I use both. Deliberately. For different things.
Tips from Running It for a Year
SSH on a non-standard port (222). If you’re running Gitea on a machine that also runs an SSH server — and you probably are — port 22 is taken. Port 222 avoids the conflict. Add it to your ~/.ssh/config so you don’t have to remember:
Host git.argobox.com
Port 222
User git
IdentityFile ~/.ssh/id_ed25519
Behind a reverse proxy with SSL. Always. Gitea serves HTTP on port 3000 by default. Don’t expose that directly. Traefik, Nginx, Caddy — pick one, get a cert, terminate TLS at the proxy. It’s 2025. There’s no excuse for unencrypted Git traffic, even on a LAN.
Disable registration immediately. The default Gitea install allows anyone to register. If you’re self-hosting for personal use, close that door before you even create your admin account. Set DISABLE_REGISTRATION = true in the config. If you forget and find a dozen spam accounts a week later… well, I definitely didn’t learn that one the hard way.
Push mirrors for public repos. Set up Gitea’s built-in push mirror feature or use a dedicated mirror script. The built-in mirror works per-repo and pushes on every change. The script approach gives you more control over which repos mirror and on what schedule. I use the script because I wanted filtering and batch operations, but the built-in option works fine for simpler setups.
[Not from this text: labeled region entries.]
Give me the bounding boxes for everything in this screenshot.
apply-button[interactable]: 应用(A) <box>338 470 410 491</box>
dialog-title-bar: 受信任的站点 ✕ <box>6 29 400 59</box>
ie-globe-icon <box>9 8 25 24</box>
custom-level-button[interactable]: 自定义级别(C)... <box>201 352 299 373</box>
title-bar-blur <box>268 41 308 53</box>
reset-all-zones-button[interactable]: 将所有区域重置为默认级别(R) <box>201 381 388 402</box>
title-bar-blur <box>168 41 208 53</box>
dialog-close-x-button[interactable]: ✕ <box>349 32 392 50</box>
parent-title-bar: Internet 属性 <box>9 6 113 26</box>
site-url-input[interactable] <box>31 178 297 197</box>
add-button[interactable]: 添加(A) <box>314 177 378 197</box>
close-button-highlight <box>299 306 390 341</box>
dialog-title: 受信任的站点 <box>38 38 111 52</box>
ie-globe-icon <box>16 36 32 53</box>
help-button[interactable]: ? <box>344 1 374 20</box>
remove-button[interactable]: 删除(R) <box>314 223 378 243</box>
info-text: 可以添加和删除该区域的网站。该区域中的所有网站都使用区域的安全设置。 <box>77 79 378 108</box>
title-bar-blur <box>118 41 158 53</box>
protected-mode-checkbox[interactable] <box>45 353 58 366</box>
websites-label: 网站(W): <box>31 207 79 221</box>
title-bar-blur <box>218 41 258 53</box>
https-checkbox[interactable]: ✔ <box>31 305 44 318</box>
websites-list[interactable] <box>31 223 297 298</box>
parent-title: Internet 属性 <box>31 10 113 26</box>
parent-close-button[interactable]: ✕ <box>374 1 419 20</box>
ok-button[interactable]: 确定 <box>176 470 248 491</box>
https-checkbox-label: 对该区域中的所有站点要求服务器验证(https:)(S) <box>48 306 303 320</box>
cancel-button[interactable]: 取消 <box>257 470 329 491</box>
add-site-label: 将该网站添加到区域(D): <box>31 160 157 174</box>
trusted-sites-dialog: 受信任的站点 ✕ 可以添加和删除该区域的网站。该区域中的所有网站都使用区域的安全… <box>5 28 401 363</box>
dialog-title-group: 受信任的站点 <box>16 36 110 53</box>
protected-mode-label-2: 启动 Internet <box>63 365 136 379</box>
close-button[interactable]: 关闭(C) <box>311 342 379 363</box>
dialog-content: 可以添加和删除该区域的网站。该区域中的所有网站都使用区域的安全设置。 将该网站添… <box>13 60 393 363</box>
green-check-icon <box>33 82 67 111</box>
Monitor disk space. 63 repos don’t use much space — maybe 2GB total including all the Git history. But if you have repos with large binaries or a lot of LFS objects, disk usage can creep up. I have a simple alert that fires if the Gitea data directory exceeds 80% of its allocated storage. Haven’t triggered it yet. Probably will the day after I stop watching it.
63 repositories. Two organizations. One Docker container with a SQLite database. The entire thing runs on less RAM than a single Chrome tab.
GitHub is a fantastic platform. I use it every day for open source, for collaboration, for the network effects that make software development better. But my infrastructure code, my private projects, my build system configs — those live on hardware I control, on a network I manage, backed up on a schedule I set.
The January 14th outage lasted about two hours. Twitter was full of developers unable to push code, unable to trigger deployments, unable to access their own repositories. I found out about it the next morning over coffee, scrolling through the aftermath.
My repos were fine. My pipelines were fine. My deployments never stopped.
That’s not paranoia. That’s just good engineering.